ETL is a widespread practice because it allows users to combine disparate data and to store it in a new, centralized repository.
ETL can be done manually by handwriting code or more efficiently and securely using ETL software, like our very own Alteryx Designer. Regardless of what tools and techniques you are using, these are three all too common issues you should consider as you create your ETL pipeline.
Mistake #1: Ignoring the End User
The ETL process is often performed by someone who is not the end user of data. For example, someone in the customer insights group might be extracting and loading data for a project or dashboard for the sales team.
All too often, the person doing the ETL work ignores the needs of the end user, instead basing their decisions on what is easiest or best according to their own standards. Don’t fall into this trap! Spend lots of time up front understanding the needs of the business units and individuals who will be interacting with your final product — the transformed data you load to its target location.

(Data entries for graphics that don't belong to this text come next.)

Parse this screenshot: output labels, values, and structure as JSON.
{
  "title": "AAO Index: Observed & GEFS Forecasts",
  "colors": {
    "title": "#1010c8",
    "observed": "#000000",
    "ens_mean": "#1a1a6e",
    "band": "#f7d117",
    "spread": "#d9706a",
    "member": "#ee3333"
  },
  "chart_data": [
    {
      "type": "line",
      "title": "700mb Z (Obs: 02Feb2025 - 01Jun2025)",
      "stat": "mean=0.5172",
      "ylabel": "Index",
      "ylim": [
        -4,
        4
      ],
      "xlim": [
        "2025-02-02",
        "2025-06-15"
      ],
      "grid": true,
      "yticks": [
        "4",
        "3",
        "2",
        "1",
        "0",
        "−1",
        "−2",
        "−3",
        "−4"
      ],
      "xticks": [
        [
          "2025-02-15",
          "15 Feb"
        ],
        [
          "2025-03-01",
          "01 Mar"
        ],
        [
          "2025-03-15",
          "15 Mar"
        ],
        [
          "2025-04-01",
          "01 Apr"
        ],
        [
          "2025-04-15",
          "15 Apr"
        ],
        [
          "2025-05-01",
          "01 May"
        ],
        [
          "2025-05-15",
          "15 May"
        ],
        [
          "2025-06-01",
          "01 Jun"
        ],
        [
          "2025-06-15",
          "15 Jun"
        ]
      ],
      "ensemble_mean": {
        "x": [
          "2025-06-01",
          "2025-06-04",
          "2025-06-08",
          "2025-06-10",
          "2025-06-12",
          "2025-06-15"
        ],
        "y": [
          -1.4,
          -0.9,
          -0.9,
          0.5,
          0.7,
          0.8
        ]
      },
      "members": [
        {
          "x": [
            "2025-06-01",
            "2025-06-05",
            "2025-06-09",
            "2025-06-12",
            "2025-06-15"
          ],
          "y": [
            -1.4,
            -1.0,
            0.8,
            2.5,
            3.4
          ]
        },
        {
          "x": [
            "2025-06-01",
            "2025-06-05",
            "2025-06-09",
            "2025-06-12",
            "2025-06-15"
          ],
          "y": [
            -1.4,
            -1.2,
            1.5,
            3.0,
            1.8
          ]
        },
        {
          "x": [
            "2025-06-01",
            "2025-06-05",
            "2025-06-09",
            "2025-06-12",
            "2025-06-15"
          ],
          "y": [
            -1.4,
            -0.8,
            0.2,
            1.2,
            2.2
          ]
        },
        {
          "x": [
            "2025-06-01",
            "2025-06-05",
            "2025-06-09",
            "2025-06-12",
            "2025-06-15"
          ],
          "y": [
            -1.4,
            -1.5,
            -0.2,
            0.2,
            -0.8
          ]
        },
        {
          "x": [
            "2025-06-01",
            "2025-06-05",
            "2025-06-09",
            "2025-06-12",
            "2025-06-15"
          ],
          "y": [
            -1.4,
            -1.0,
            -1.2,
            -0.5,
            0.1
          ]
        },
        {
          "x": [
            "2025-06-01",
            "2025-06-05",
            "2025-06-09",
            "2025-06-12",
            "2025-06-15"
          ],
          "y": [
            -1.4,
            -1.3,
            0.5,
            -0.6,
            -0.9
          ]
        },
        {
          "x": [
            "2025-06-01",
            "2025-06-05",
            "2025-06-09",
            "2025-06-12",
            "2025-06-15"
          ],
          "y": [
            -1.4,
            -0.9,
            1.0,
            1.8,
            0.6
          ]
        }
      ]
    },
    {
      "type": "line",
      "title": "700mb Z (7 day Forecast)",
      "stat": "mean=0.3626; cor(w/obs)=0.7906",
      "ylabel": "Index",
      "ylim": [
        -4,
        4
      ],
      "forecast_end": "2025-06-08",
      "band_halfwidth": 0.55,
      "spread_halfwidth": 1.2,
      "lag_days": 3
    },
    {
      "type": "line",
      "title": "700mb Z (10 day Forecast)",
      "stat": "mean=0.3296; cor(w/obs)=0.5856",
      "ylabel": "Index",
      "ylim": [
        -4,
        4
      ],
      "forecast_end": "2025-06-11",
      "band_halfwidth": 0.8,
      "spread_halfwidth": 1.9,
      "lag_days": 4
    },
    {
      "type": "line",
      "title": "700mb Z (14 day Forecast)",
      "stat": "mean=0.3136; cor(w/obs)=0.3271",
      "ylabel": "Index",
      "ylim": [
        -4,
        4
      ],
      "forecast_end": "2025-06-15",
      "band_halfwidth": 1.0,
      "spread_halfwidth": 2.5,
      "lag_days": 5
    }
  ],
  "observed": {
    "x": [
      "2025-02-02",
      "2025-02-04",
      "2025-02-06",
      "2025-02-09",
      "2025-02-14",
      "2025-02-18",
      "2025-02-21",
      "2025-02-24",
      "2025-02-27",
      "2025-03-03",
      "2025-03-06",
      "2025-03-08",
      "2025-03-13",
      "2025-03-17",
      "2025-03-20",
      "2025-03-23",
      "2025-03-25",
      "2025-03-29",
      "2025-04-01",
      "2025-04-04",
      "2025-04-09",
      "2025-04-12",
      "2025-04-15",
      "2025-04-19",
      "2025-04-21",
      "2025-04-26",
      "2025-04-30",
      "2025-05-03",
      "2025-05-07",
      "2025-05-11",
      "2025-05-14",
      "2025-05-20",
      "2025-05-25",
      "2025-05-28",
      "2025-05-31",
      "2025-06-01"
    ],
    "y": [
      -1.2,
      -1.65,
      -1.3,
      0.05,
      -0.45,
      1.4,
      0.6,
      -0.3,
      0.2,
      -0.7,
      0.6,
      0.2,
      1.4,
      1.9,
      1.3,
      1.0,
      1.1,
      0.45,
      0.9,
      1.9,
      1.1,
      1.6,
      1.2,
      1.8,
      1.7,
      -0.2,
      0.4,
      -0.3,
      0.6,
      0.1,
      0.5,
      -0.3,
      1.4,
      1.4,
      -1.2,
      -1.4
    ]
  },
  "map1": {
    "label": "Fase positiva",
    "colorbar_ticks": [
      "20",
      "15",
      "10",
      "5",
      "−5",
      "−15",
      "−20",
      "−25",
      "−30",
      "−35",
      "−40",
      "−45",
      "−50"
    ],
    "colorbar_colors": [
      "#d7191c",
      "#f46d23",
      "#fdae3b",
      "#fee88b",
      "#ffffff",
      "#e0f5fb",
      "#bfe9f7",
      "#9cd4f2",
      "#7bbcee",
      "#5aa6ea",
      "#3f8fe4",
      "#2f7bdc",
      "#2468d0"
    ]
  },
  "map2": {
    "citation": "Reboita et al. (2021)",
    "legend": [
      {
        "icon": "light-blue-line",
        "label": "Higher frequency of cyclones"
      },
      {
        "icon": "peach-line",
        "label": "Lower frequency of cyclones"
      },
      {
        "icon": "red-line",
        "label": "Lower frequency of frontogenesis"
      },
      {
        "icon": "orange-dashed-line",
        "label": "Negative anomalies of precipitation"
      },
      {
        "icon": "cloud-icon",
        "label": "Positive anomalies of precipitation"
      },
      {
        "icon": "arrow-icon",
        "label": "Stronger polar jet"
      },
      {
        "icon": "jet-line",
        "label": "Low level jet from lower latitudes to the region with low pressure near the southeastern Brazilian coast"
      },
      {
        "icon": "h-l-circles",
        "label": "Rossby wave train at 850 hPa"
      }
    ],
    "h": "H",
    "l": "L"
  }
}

Know who in the organization needs the data you are loading and what data warehouses and systems they have access to. Ask what they will be using the data to analyze or create, and how often they will need it to be updated. Ask for examples of the dashboards, analyses, or models they are looking to create. If they haven’t gotten that far, create mock-ups together that can guide your ETL process decisions.
Mistake #2: Too Much, Too Soon
Alright, you’ve done your due diligence in understanding your end users’ needs from the data. It’s tempting to ETL your way to a quickly prepared target table.
As the old saying goes though, haste makes waste. If your end users need you to combine data from several sources and formats, it’s smart to subdivide each step of the ETL process into small chunks, such as removing nulls and then doing a currency conversion in a separate step. This makes your work easier to check, audit, and adapt as requirements change (as they inevitably do.)
You’ll should also document what each transformation step is doing in plain English. For example, “Multiply EUR value by USD conversion rate based on date of purchase.”
Mistake #3: Failing to Consider the Future
As we mentioned above, the requirements for your ETL process and product are likely to shift, either in the short or long term. Like they say, the only constant is change. This change could come in the form of a request to extract and incorporate a new source of information or new hardware or software.
Businesses also commonly fail to anticipate increases in volume, the amount of data that will be passed through their ETL pipeline. Leave lots of bandwidth to scale up your infrastructure, including both processing power and the amount of storage in your target loading environment.
By following these practical guidelines, you’re well on your way to a first-rate ETL process designed with both your end user and the future in mind.